Dans la décision, l’ARPT explique avoir constaté des perturbations de réseau de l’opérateur français du 30 juin au 01 juillet. «  Cette perturbation a causé l’indisponibilité de plusieurs de services qu’il fournit à ses abonnés, notamment le SMS, orange money, E-recharge, quelques notifications à travers les codes USSD etc., et cela durant plus de 30 heures », explique-t-on, rappelant que ce « manquement grave est contraire aux obligations de disponibilité, de continuité et de la qualité de service contenues dans sa convention de concession et de son cahier de charge ».

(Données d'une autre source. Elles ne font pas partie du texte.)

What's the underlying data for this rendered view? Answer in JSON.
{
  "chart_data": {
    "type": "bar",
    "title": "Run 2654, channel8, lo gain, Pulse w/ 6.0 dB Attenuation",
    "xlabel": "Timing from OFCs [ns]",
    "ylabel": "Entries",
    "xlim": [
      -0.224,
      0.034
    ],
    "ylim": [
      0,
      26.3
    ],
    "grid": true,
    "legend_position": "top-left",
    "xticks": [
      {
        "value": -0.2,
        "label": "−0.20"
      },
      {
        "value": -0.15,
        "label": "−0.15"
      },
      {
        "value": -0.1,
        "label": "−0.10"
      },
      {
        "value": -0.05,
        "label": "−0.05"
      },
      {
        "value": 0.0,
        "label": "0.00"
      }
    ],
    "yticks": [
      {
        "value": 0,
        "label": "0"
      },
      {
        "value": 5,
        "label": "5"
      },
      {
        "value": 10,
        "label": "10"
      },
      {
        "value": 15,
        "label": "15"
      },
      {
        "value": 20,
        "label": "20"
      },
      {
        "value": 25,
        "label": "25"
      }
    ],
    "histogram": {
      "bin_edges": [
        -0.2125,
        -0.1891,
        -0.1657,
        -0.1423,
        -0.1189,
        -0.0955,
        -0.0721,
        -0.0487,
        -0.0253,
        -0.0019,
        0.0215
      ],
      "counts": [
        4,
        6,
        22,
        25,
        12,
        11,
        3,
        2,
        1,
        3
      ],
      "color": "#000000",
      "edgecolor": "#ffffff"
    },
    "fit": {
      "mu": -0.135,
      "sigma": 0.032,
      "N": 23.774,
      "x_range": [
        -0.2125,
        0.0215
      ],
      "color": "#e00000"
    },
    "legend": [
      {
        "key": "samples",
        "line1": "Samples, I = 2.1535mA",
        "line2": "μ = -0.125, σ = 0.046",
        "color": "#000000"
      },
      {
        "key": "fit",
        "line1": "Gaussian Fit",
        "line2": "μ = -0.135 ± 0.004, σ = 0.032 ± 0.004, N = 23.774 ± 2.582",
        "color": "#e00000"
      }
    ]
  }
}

Il faut souligner que le différend entre l’ARPT et Orange est né de la volonté de l’operateur d’imposer une nouvelle tarification sur les transactions financières à distance en début juin. Dans cette tarification, Orange avait décidé de facturer à 1000 gnf pour chaque dépôt d’une zone à une autre.

Face au tollé, l’Autorité de Régulation des Postes et Télécommunications (ARPT) avait ordonné à Orange Finances Mobiles Guinée de suspendre tout simplement ces frais. Mais en réaction, Orange, en lieu et place de revenir sur sa décision, avait, à la grande surprise générale, décidé tout simplement de suspendre les transactions économiques à distance.

Après quelques jours de bras de fer, un accord a été finalement trouvé le 15 juin, entre la BCRG, l’ARPT et les Etablissements de monnaie électronique, Orange Finances Mobiles Guinée qui a accepté cette fois-ci d’annuler ses fameux 1000 GNF.